Diagnostic Yield of 2 Strategies for Adult Celiac Disease Identification in Primary Care
To compare the diagnostic yield and cost-consequences of 2 strategies, screening regardless of symptoms versus case finding (CF), using a point-of-care test (POCT), for the detection of celiac disease (CD) in primary care, to bridge the diagnostic gap of CD in adults.Materials and Methods:
All subjects under 75 years of age who consecutively went to their general practitioners’ offices were offered POCT for anti-transglutaminase immunoglobulin A antibodies. The POCT was performed on all subjects who agreed, and then a systematic search for symptoms or conditions associated with higher risk for CD was performed, immediately after the test but before knowing the test results. The 2 resulting groups were: (a) POCT positive and (b) symptomatic subject at CF. Subjects were defined as symptomatic at CF in the presence of 1 or more symptoms. All POCT-positive or symptomatic subjects at CF were referred to the CD Centers for confirmation of CD. Data on resource consumption were gathered from patients’ charts.

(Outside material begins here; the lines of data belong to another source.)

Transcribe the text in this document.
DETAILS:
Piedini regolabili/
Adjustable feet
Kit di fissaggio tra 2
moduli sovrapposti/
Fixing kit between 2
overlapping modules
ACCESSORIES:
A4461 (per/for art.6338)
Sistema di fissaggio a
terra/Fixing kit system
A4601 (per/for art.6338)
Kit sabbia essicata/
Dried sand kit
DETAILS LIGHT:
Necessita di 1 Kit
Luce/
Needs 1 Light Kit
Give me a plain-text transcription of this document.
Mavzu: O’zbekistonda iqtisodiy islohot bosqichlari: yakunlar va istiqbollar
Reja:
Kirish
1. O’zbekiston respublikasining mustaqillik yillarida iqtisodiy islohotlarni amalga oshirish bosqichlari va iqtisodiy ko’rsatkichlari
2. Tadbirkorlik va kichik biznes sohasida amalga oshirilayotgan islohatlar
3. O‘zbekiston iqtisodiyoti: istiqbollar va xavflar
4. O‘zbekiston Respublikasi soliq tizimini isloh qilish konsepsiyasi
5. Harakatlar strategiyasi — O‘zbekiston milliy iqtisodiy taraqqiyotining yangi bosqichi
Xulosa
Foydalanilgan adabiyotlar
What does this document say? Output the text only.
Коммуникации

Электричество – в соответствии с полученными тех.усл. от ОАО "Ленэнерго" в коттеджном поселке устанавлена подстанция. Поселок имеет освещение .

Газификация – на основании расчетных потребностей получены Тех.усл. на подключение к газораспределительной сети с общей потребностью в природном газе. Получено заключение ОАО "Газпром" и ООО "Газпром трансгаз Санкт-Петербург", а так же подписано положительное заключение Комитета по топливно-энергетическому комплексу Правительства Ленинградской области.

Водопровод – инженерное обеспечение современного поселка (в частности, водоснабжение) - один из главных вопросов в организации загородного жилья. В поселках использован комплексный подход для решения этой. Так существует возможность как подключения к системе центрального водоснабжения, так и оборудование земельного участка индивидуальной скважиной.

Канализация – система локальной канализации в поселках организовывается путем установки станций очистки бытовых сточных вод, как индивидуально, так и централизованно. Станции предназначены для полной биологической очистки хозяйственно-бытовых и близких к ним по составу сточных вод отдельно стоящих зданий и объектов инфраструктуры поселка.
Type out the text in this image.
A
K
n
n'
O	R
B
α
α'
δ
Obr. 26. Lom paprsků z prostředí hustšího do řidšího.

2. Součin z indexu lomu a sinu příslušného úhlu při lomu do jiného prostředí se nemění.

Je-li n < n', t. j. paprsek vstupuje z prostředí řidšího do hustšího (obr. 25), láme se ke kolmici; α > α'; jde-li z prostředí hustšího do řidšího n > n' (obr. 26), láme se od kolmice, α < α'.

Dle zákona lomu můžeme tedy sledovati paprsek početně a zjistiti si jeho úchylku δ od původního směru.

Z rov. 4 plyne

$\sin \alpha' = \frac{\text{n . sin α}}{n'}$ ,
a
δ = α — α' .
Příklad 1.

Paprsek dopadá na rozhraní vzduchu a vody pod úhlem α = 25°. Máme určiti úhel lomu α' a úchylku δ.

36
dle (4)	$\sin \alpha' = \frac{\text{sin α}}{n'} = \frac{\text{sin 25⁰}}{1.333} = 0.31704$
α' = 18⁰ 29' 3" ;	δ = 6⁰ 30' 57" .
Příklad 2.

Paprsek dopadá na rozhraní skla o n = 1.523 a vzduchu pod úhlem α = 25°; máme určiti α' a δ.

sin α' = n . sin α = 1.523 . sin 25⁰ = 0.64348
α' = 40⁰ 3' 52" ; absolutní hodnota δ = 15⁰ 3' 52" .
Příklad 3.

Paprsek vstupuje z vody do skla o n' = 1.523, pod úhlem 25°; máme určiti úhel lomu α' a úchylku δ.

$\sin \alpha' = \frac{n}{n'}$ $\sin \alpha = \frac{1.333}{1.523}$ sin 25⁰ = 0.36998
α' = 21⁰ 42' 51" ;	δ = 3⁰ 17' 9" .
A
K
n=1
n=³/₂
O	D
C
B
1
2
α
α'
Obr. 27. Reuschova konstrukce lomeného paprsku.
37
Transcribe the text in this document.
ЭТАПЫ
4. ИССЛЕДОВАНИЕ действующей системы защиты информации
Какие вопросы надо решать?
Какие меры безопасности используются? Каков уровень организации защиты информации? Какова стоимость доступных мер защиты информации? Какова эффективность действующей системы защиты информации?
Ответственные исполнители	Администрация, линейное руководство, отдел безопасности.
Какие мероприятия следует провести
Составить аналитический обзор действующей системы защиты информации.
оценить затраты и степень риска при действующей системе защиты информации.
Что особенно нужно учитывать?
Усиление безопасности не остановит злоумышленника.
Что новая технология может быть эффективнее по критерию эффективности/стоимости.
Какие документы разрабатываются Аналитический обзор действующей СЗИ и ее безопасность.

Cost of examinations, and diagnostic and laboratory tests were estimated with regional outpatient tariffs (Sicily), and a price of €2.5 was used for each POCT.Results:
Of a total of 2197 subjects who agreed to participate in the study, 36 (1.6%) and 671 (30.5%) were POCT positive and symptomatic at CF, respectively. The yield from the screening and CF was 5 new celiac patients. The total cost and mean cost for each new CD case were €7497.35 and €1499.47 for the POCT screening strategy, and €9855.14 and €1971.03 for the CF strategy, respectively. Assuming consecutive use of both strategies, performing POCT only in symptomatic subjects at CF, the calculated yield would be 4 new diagnoses with a total cost of €2345.84 and a mean cost of €586.46 for each newly diagnosed patient. Only 1 patient was celiac despite a negative POCT.Conclusions:
Testing symptomatic subjects at CF only by POCT seems the most cost-effective strategy to bridge the diagnostic gap of adult CD in primary care.